The game was quite entertaining for a preseason affair, which the Kings won 4-3. Both teams didn't dress all the regulars, as some camp invites were given a shot at making a good impression. With 60% Kings fans and 40% Shark fans, lots of noise and enthusiasm from the crowd at the almost sold out arena. Twice during the game, patriotic songs came on, and the crowd cheered louder than at any other point, as flags where waived and people stood up.
Owen Nolan delivered his usual feisty brand of hockey, hitting everything he could. Ian Laperriere did likewise for the Kings. The Kings need to get more physical play out of their scoring guys, Jozef Stumpel and Glen Murray. Both are big, and showed that maybe they will step up the hitting that is often absent from their game.

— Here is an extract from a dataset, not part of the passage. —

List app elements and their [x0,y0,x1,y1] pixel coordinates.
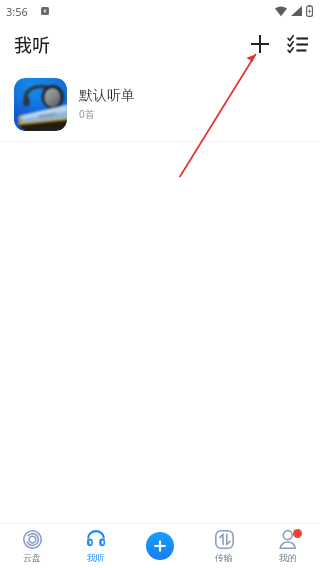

Rather than coast into his checks, Murray forechecked well, especially on Nolan and Ricci. The Kings were without their resident tough guys, Ken Belanger (not that anyone would confuse him with the diminutive Eric Belanger) and rookie Ryan Flinn.
The Sharks' Finnish goalie tandem of Miikka Kiprusoff and Vesa Toskala appear to both be in contention for the backup role behind Evgeni Nabokov, with both getting action. Both Shark goalies were quite sharp, scrambling around to stop various Kings at point blank, as well as on odd numbered rushes. The Kings and Sharks had many scoring chances, with the Kings getting 42 shots on goal. Ricci was all over the place, getting a goal and an assist, as was the "new" Robitaille, Randy, chipping in with a goal and 2 assists. Czeck rookie Jaroslav Bendar delivered some unexpected big hits as well as scoring a goal. The verdict had been out on him, as the first 2 weeks of training camp did not impress much.
These are 2 teams that have been very competitive the last few years, knocking off favorites in the early rounds of the playoffs. Expect them both to fight for the division title all year, with a slight edge going to the Kings if Felix Potvin's rejuvenated career continues. So far in the preseason, he looks sharp. With the Sharks, Teemu Selanne needs to step up and get off the cruise control he had been on in Anaheim, where he lack of production could be excused from playing most of the time with the sniper Kariya. Will Selanne integrate himself into the tighter forechecking Shark's offense? Mike Ricci told me he is excited to play with Selanne, but once that goal scorer's aura dies down, Selanne will need to show he can play two-way hockey and get a bit more physical.